@ryszard
Zacząłem rozkminiać szerzej temat. Widzę, że na jednym ze znanych portali aukcyjnych ;-) są takie piaskarki, jak Twoja (czerwona) za 309 zł + przesyłka; zastanawiam się, czy jest to lepsza opcja od pistoletu inżektorowego z wiadrem. Jakie jest Twoje zdanie, bo masz już doświadczenia w tej materii?
Trochę martwią mnie te zużywające się dysze ceramiczne. Nie są drogie, ale kiedyś pewnie przestaną je produkować i sprzęt może być nic niewarty.
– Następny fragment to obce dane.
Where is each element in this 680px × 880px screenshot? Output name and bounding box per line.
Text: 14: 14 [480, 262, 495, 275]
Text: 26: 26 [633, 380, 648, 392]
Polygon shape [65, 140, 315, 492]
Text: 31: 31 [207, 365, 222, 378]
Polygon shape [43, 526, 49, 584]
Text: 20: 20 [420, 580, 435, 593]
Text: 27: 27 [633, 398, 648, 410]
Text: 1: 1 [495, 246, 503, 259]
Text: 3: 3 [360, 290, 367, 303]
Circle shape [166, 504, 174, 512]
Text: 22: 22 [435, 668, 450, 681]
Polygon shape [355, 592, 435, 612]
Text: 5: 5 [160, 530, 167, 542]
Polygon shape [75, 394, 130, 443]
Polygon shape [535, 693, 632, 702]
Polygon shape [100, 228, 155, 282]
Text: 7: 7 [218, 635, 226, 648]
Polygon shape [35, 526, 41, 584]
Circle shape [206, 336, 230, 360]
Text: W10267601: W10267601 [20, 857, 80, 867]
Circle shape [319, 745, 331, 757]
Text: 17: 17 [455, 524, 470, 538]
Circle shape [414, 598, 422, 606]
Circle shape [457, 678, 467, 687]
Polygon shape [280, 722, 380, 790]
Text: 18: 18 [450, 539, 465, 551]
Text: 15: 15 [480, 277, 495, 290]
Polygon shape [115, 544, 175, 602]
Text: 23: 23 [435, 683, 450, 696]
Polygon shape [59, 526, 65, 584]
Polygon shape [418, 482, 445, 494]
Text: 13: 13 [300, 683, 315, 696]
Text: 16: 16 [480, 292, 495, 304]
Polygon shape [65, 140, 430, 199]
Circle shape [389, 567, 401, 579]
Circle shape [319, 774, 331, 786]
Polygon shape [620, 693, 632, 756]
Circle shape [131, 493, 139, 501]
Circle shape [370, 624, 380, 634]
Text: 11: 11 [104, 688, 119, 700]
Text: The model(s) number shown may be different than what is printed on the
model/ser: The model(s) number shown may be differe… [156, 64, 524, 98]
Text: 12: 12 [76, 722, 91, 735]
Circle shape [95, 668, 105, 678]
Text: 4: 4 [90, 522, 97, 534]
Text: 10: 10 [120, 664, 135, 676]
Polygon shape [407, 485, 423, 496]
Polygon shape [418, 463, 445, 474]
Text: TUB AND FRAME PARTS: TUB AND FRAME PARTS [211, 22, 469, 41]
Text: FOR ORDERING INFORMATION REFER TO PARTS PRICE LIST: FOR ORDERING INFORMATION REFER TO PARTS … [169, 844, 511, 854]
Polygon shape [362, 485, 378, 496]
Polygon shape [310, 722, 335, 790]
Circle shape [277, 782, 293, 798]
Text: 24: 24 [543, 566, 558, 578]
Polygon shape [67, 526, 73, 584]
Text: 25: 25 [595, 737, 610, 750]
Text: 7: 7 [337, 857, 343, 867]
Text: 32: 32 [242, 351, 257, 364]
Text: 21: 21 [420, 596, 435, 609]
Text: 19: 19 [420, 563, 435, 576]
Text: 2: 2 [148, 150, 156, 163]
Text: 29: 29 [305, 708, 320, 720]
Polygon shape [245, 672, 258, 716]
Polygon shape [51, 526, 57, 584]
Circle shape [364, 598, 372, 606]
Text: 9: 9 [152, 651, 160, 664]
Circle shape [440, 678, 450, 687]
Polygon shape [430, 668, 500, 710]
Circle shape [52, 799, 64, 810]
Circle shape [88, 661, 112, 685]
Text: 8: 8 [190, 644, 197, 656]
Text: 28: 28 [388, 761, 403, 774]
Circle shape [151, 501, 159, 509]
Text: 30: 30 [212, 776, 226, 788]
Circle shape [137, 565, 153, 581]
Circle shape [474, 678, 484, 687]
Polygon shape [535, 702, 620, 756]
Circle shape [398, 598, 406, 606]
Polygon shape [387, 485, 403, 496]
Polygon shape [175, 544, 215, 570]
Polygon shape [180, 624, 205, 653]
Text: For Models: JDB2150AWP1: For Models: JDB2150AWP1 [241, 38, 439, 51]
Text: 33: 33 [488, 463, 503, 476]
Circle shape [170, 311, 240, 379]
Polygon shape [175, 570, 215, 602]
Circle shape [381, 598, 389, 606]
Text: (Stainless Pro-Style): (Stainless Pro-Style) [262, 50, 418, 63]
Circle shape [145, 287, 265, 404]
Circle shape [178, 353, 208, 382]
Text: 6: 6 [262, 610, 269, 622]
Tak się jeszcze zastanawiam nad samoróbką. Przecież można byłoby do zrobienia piaskarki wykorzystać jakąś starą dużą gaśnicę, albo jeszcze lepiej - zdelegalizowaną butlę LPG z instalacji samochodowej. Trzeba byłoby dokupić parę pierdółek i pewnie wyszłoby taniej.
No, ale najważniejsze to sprężarka. Moja się nie nadaje - kupiłem kiedyś lekką, przenośną, do pompowania kół, przedmuchiwania i malowania aerografem. Pompuje do 8 atm, ale zbiorniczek to tylko 6 l - czyli nie ma mowy o współpracy z piaskarką. Mam jeszcze przenośny zbiornik z agregatu do instalacji samolotowej, wytrzymuje 100 atm, ale też nie jest duży, więc nie ma sensu dorabiać silnika i pompy. Pozostawałby zakup... Nie ma sensu brać sprężarki ze zbiornikiem 24 l, z tego, co piszesz, to 50 l stanowi minimum, zgadza się? Bo stulitrowe to już grube tysiące zł.
A co jest wg Ciebie ważniejszym parametrem przy piaskowaniu - pojemność zbiornika, wydajność w l/min czy osiągane ciśnienie 10 bar? Na co najlepiej zwracać uwagę w pierwszej kolejności?
Jeszcze tak myślę o wynikach Twojej pracy: przypuszczam, że gdybyś używał specjalnego ścierniwa - korundu - to szybciej osiągnąłbyś efekt, niż przy użyciu piasku. No, ale korund jest o wiele droższy niż worek z piaskiem.